[sclug] Web Application Firewall?

Dickon Hood dickon-ml at fluff.org
Wed Sep 28 18:37:23 UTC 2011


On Wed, Sep 28, 2011 at 18:17:54 +0100, Sapan Ganguly wrote:
: Hello all,

: It has been a while since I made a post, what has prompted me to do so today
: is that I've been told that I need to provide a web application firewall by
: the end of tomorrow.  There is a Windows IIS web server that needs some kind
: of extra protection.  Does anyone know of a ready made free web application
: firewall that is provided as a virtual appliance?

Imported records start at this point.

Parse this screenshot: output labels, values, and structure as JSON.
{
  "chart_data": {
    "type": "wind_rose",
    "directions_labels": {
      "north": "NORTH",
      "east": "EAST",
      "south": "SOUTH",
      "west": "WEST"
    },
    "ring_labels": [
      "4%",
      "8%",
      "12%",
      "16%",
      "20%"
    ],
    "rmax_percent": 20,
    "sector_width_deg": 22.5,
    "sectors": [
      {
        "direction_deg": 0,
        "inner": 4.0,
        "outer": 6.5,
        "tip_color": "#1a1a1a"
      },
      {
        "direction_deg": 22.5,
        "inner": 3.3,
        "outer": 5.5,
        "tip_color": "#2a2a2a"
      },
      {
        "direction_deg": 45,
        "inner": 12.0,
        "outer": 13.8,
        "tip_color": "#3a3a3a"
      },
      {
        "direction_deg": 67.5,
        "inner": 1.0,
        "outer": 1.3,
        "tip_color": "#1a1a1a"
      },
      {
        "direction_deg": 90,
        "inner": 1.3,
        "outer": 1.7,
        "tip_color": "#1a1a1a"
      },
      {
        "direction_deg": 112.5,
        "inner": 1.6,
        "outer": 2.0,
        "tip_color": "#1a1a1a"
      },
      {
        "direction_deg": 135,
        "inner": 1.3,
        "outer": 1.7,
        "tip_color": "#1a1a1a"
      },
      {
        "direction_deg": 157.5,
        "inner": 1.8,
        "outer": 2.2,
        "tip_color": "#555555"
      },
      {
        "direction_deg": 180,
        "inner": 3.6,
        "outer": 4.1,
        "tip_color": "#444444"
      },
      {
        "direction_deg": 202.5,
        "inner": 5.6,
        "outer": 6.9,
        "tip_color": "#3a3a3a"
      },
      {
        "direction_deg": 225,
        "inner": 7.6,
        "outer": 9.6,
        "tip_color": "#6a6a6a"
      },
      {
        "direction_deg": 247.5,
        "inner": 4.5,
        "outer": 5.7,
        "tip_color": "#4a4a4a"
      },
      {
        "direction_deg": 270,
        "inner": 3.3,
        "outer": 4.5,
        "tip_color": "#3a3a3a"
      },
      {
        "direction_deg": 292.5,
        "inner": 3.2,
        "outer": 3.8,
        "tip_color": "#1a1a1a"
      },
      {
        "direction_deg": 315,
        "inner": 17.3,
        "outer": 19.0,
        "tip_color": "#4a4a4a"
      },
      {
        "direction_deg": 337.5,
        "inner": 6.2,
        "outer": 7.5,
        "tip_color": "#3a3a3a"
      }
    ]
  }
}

: I know it is a long shot but I've been given very little time to do this,
: I've had a look at things like ModSecurity which I can go ahead and set up
: and configure if I can't find something ready made.  OpenWAF (
: http://openwaf.org) looks promising, has anyone used it?

To my mind it's counterproductive and solving the wrong problem: it's
increasing the attack surface of the overall system stack -- you now have
another firewall in the way which is processing queries, with all the
attendant bugs that comes with -- without actually making the application
itself secure.  The real danger with things like this is that it gives you
a false sense of security, and it doesn't promote good code: 'oh, it's OK,
the firewall will protect it' was a very common refrain back in the early
noughties, and things like this will doubtless be this decade's failure.

I have actually written one, for an internal application for
$employer[-$n] which was to be stuck on the end of a DSL line -- don't ask
-- but in that case I had a well-defined set of valid queries, a
well-defined set of ranges for all the inbound variables, and absolutely
no confidence in the code they'd written and no time to redo it properly.
Horrible job, horrible solution.

Good luck, though.


Dickon Hood
-- 
Due to unending piles of junk mail, my .sig is temporarily unavailable.
Normal service will be resumed as soon as possible.  We apologise for the
inconvenience in the meantime.

This email was sent from a colocated server, and needs no excuses.